さりげなく、あたり前のように続いている、実はものすごい地域活動。なにわの街の活動をレポートしました。

「大国町のものすごいパレードの話」(第1回2013年8月6日開催)

毎月100人が集まる「大国パレード」とは?

 

8月6日開催のなにわ区ラボ第1回目は、大国地域活動協議会会長の寺田守さんを講師にお招きして13年も続く「大国パレード」について伺った。

そもそもの発端は15年ほど前。大国地域のワンルームマンションに多数の違法風俗業者が店舗を構え、全国からたくさんの人が地域におしよせた。

 

当時の状況は「昼間っからパジャマ姿の若い女性がまちをうろうろしていて、異様な風景だった」とのこと。そのほか、順番待ちの客が出した煙草のすいがら、道路を占拠するほどの違法駐車と地域の状況は悪化するばかり。地元住民からも反対運動をしようという声が高まり、平成13年10月18日に決起集会が開かれ、大国パレードが始まった。


「集会には800人が集まった。町会長を通じて告知もしたが、集めたというよりも自然と集まってきた。ものすごいパワーだった」。浪速警察署にも対策本部ができ、警察と地域が協力して業者へと立ち向かうことに。

 半年ほどで大半の業者は撤退し、1年後には大国パレードも解散しようという声も挙がった。しかし当時の警察署長に「解散したら業者はまた戻ってくる」と言われたことがきっかけで、13年間続いている。

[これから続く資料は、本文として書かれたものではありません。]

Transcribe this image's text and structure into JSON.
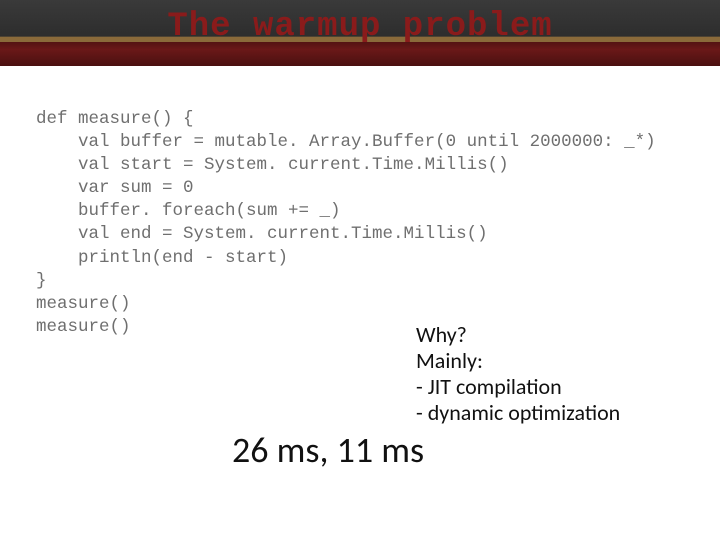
{
  "header": {
    "title": "The warmup problem"
  },
  "code": {
    "l1": "def measure() {",
    "l2": "    val buffer = mutable. Array.Buffer(0 until 2000000: _*)",
    "l3": "    val start = System. current.Time.Millis()",
    "l4": "    var sum = 0",
    "l5": "    buffer. foreach(sum += _)",
    "l6": "    val end = System. current.Time.Millis()",
    "l7": "    println(end - start)",
    "l8": "}",
    "l9": "measure()",
    "l10": "measure()"
  },
  "why": {
    "q": "Why?",
    "mainly": "Mainly:",
    "b1": "- JIT compilation",
    "b2": "- dynamic optimization"
  },
  "result": "26 ms, 11 ms"
}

マンションのドアの前、警察と業者の怒号の中で、立ち退きを迫る文書を読み上げた、という寺田さん。まるでハードボイルド映画!

風俗追放から子ども見守り活動へ

現在の大国パレードは、「安心安全のまちづくり」というテーマを掲げ、月に1度、地域の住民が顔を合わせる場となっている。地域活動に参加する住民が増えたことが、毎日の子ども見守り活動や子育てサロンの運営にもつながった。


「寺田会長のようなリーダーがいなければできないのでは」という会場の声に対しては「自分が立ち上がらなくても、きっと誰かが立ち上がっていた」とのこと。


地域によって課題は異なるものの、地域住民が顔を合わせる場を持ち、全員が地域に対して関心を持つことが住みやすい地域をつくる秘訣かもしれない。

現在の大国パレードの様子。「よりよいまちをつくろう!」等のかけ声があがる。